Bispecific ligand-directed toxin targeting CD22 and CD19 (DT2219) for refractory B-cell malignancies: Results of phase I-II trial.

Abstract

e19066 Background: The novel bispecific toxin DT2219 consists of a fusion between the catalytic domain of diphtheria toxin (DT) and single-chain variable fragments (scFV) of antibodies targeting human CD19 and CD22. Methods: The primary objective of Phase I Dose was to determine DT2219 dose which is well tolerated on an 8 dose schedule (days 1, 3, 5, 8 and day 15, 17, 19 and 22). Phase II Extension aimed to establish a preliminary estimate of overall response at day 29 in patients stratified to Arm A (relapsed/refractory B-cell lymphoma) and Arm B (B-cell leukemia). Baseline serum level of neutralizing antibody (NA) against diphteria toxin below 50% was required for eligibility. Results: Eighteen patients (NHL n = 12; ALL n = 6) at median age 65 years (range 50-83 yrs) with relapse/refractory disease and confirmed expression of CD19 and/or CD22 were enrolled. Treatment was well tolerated at 60 mcg/kg x 8 doses and the most common adverse events included capillary leak sy, elevated AST/ALT, low albumin, weight gain and leukopenia. All were Gr 1-2 and resolved after 3-5 days allowing day 15 DT2219 administration. There were no neutropenic fever or immune mediated adverse events.

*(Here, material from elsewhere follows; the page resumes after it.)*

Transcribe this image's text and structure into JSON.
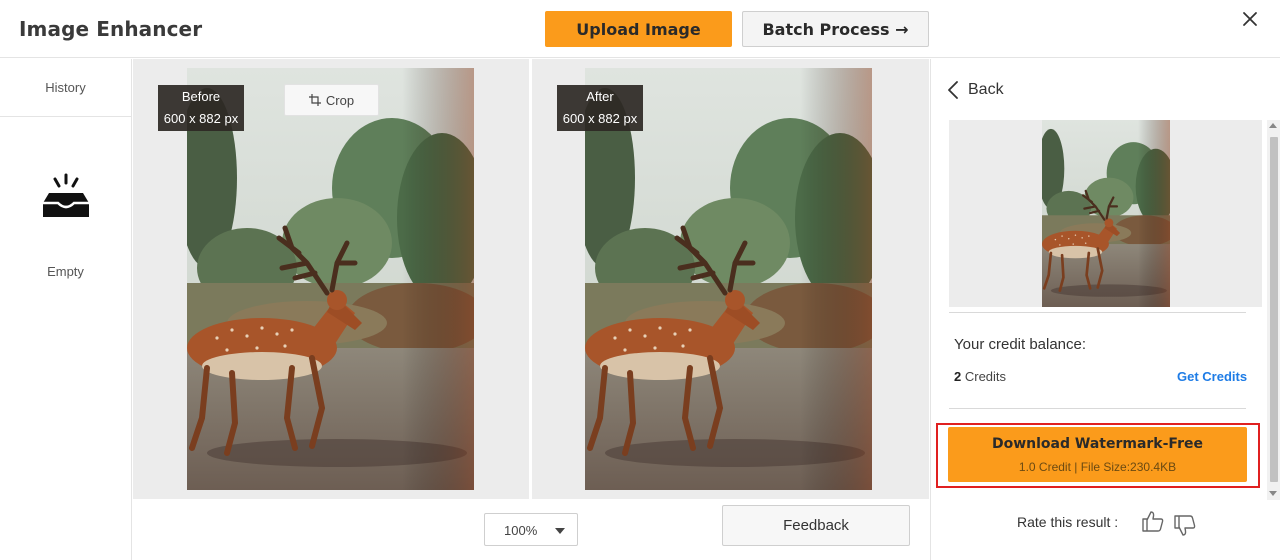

Four patients experienced dose limiting toxicity at dose 80 μg/kg/day: Gr 4 capillary leak syndrome (n = 1), Gr 3 LFTs abnormalities (n = 2) and Gr 4 thrombocytopenia > 7 days duration (n = 1). Thirteen patients were evaluable for response and 3 experienced objective clinical benefit. One patient with primary refractory pre-B acute lymphoblastic leukemia achieved complete remission after 1st cycle. Two patients with transformed lymphoma demonstrated transient tumor shrinkage, however, DT2219 therapy was discontinued due to DLT and increased NA titer after 1st cycle (pre C1 28%, pre C2 108%). Correlative studies showed a low incidence of neutralizing antibody in NHL patients recently exposed to Rituximab. Conclusions: We have established the biologically active dose of DT2219 at 60 μg/kg/day ×8 doses. Further development of DT2219 includes combination with rituximab (to reduce NA formation) and synergistic combinations against B-cell malignancies. Clinical trial information: NCT02370160.